The building also regularly hosts public dances covering every genre of music and may be rented for weddings and other functions. In addition to a restaurant, visitors will also find a small, family-friendly bowling alley in the lower level. There's something for everyone to enjoy at Turner Hall, and it all started when Swiss and German immigrants settled in Wisconsin in the mid-1800s.

"'Turner' is the German word for gymnast; thus, the Turner Hall of Monroe was initially a place where immigrants could carry on traditions of their homeland, including practicing gymnastics, an activity that flourished in Germany and Switzerland in the 1800s," Deborah Krauss Smith, Chair of Turner Hall's Heritage Programming Committee, said. "In its early years, the Turner Hall was also known as the 'Opera House', as it was the site for Monroe community and cultural events. While there are still a number of Turner Halls of German origin left in the United States, it is believed that the Turner Hall of Monroe is the only one of Swiss origin still in operation."
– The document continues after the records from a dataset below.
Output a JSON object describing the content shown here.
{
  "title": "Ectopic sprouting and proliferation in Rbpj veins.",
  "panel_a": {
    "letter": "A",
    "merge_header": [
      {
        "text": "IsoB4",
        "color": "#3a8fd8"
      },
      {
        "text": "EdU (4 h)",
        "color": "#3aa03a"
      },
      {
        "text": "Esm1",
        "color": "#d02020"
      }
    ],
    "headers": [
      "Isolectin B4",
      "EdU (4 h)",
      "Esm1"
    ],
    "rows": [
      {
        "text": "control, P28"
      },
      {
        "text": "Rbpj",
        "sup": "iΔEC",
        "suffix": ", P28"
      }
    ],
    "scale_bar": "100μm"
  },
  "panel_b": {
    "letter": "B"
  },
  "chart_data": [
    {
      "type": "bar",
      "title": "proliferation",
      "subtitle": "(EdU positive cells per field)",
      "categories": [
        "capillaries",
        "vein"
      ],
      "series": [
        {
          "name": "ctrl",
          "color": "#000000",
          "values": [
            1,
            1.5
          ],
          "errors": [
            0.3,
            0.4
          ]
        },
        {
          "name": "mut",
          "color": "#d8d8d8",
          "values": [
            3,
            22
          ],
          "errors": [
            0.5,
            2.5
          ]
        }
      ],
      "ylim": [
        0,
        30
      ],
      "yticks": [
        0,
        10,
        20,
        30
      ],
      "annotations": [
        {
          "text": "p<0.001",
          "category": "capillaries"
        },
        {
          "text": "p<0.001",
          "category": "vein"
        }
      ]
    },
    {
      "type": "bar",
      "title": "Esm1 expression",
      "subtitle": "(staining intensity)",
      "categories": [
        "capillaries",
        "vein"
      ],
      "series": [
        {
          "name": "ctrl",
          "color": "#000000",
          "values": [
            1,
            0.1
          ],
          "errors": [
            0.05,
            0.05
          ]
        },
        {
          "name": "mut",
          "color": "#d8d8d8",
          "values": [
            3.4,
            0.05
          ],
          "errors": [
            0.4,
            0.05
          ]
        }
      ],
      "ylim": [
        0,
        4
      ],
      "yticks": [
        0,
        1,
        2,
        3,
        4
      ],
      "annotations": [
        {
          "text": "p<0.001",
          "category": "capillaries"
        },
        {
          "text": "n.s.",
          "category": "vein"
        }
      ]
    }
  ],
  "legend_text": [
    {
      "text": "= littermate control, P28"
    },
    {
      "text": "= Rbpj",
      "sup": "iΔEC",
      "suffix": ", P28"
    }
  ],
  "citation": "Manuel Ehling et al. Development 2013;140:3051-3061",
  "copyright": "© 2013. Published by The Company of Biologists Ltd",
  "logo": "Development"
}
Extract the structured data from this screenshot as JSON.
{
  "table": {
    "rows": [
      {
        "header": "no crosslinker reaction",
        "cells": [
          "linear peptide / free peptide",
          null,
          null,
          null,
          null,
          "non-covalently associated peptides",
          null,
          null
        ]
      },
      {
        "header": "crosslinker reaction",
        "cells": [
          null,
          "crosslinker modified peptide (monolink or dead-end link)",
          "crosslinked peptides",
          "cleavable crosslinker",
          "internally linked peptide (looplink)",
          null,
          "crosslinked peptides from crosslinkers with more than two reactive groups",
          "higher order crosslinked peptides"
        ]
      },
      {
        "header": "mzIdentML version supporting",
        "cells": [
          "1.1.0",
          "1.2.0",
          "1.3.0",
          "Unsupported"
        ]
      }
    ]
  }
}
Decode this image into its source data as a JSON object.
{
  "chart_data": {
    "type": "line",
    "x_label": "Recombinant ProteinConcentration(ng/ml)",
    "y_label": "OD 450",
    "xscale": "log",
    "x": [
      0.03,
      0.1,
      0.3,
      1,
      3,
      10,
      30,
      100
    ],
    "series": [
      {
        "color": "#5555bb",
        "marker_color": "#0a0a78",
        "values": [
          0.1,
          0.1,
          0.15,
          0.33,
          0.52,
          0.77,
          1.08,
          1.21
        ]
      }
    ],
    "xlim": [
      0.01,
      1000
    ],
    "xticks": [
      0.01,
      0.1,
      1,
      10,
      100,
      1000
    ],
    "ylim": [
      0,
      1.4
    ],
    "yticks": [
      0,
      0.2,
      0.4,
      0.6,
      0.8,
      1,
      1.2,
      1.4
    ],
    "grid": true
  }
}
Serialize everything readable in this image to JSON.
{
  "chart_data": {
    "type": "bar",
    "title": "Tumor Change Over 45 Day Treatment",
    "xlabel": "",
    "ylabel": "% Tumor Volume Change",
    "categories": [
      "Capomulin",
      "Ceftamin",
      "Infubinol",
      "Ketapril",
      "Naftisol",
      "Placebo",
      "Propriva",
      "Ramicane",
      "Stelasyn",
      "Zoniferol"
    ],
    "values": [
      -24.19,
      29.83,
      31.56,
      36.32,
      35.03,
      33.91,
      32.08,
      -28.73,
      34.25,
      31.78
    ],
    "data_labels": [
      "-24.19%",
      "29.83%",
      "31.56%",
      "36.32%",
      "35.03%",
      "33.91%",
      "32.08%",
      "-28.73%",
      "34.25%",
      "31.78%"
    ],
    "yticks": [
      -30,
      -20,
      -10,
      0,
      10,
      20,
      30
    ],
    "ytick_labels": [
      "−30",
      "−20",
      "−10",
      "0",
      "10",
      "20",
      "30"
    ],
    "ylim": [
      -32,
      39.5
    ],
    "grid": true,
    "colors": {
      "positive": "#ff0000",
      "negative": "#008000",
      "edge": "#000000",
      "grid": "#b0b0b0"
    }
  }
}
The original "Turnhalle" was constructed in 1868 and existed as a cultural center in the community until 1936, when it burned down. German architect Max Hanisch designed the current structure, which opened in 1938, and is built in the style of the chalets from the Emme Valley in west central Switzerland. Throughout its history many famous figures have made appearances at the hall including Susan B. Anthony, William Jennings Bryan, and John F. Kennedy.

Two member organizations make Turner Hall their official home: the New World Swiss Club and the Monroe Swiss Singers. As Krauss-Smith explains, there are a few reasons why it's important to preserve Swiss culture.

"The Swiss, particularly in south-central Wisconsin, brought with them the art of cheesemaking, which today is still a large part of the local economy," she said. "Changes in U.S. immigration law in the 1950s and 1960s brought most immigration from Switzerland to a stand-still, yet those with Swiss roots continue to embrace the culture and traditions their forebears brought with them, giving them a sense of identity and cultural heritage. There are pockets of Swiss natives and their descendants all over the United States."

Turner Hall gives the public a taste of Swiss customs through its Swiss Heritage Series which includes annual events such as Christkindlmarkt (holiday market), Candle Tree-Lighting, and Swissfest, a performance of Swiss folk music. The building's Ratskeller restaurant serves authentic Swiss dishes such as its popular "Chaesekuechli" cheese pie, and Kalberwurst, a light veal sausage prepared in gravy. Krauss-Smith describes the 85-seat restaurant as a mini-museum of local Swiss history and irreplaceable artwork, all in an authentic Old World Ratskeller setting.

Additionally, Turner Hall provides a unique and historical setting for weddings, banquets, performances, and other events. The Grand Hall seats up to 350 guests and features a stage, wood floor, arched ceilings, and painted Swiss folk murals. In recent years the entire building underwent a thorough restoration with help from volunteers and sponsors to ensure it, and the Swiss culture that inspired it, will live on for many years to come. The Turner Hall of Monroe is a 501(c)(3) non-profit and is listed on the National and State Registers of Historic Places.